First, my guess would be that you would not want to tie the two siphon drains together in a Herbie configuration. If you did, you would want to do it low and only merging them into a larger pipe. But, to keep the best siphon "pull" on the water, you'd want to keep dedicated lines going down all the way to the sump for these two lines. The two trickle (or emergency) drains can be tied together because you're likely to be way under the capacity of the pipe there. The two-Herbie method would only be difficult to tune at the beginning as you'd want two siphons to be sustained. That means that you're basically going to try to tune each to half-capacity. Easier to say than to do, but once you get it dialed in, it's probably pretty stable. However, up above, it looks like CPU933K says that he has to adjust his siphon every few days, so it's probably not as stable as I would have it be. 

 

A 180 is a bit smaller than your old 265. I had a 180 with dual overflows a few years back. It wasn't too long before I began the real estate taken up by the overflows as being a whole lot of wasted space that I could have used for improved flow behind rock work, etc.

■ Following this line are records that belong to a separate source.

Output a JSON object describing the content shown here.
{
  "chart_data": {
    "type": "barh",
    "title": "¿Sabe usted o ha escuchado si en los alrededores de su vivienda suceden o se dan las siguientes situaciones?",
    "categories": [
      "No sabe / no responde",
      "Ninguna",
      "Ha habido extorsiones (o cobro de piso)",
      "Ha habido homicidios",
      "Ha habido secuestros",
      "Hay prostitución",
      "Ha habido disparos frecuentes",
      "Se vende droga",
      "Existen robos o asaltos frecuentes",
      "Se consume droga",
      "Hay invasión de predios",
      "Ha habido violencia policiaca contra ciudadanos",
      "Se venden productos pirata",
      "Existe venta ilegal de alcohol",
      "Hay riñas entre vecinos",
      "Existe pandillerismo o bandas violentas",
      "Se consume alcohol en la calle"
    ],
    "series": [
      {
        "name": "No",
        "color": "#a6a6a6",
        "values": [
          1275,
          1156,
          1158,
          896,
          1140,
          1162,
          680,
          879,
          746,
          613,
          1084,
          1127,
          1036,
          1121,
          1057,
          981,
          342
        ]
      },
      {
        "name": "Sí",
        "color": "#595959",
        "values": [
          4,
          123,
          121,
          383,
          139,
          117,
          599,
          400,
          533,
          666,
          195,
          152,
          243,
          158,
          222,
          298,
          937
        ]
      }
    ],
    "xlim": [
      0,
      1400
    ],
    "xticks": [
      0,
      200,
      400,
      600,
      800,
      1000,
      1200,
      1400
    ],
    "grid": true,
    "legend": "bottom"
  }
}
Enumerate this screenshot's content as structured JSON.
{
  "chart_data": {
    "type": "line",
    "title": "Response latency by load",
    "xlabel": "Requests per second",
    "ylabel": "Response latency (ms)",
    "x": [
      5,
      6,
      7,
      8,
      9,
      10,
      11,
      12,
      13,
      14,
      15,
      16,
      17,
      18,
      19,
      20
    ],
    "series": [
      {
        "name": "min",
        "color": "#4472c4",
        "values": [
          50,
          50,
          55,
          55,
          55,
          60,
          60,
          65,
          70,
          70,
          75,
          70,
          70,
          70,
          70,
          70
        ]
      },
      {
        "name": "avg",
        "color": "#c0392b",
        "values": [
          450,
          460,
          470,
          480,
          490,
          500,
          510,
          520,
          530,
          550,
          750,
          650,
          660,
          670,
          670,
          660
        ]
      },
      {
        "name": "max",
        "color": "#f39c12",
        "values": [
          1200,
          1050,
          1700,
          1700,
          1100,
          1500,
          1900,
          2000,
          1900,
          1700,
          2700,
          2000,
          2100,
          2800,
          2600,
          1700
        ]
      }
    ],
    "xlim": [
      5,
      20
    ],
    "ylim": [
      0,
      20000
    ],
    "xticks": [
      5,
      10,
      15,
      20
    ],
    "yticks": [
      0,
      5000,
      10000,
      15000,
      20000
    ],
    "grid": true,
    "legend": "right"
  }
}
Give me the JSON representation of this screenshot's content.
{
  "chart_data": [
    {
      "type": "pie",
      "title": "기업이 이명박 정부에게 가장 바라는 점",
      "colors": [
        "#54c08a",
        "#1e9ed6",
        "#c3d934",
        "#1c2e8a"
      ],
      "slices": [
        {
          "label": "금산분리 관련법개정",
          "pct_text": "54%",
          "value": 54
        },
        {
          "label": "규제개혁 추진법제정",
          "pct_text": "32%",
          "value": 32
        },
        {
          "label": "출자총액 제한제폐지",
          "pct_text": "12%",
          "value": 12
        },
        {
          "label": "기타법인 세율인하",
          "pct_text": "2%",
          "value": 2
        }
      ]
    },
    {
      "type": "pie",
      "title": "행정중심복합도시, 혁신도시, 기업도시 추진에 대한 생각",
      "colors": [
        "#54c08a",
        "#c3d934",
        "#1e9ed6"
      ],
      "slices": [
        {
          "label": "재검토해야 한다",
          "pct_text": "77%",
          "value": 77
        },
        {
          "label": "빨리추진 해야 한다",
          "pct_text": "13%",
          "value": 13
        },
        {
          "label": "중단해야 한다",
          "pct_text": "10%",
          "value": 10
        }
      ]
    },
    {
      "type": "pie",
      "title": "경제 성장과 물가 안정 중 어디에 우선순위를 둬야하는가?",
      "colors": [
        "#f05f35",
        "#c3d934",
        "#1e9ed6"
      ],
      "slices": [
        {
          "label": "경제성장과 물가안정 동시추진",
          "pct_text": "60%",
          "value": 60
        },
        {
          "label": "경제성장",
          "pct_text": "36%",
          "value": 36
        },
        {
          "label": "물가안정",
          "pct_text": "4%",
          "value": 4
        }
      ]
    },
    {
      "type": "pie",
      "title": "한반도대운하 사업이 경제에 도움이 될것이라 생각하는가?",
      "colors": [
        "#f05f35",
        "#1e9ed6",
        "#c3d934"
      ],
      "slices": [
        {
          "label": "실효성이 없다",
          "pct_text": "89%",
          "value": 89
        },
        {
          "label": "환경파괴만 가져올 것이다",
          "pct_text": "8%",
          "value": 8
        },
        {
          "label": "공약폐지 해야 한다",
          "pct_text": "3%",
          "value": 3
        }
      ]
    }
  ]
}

Since you're still in the mental-design stage, you may want to consider the suggestion made earlier about removing the OEM overflows and closing off those holes. Then you could add after-market overflows such as the a pair of 16-inch Shadow overflows from Synergy Reef or something similar. At an extra $300 or so, it would be a fairly significant extra expense, though, and it may not be worth it to you. However, since the tank is not operating yet, now's the time to consider the option. It would be a lot harder to implement once the tank is up and running.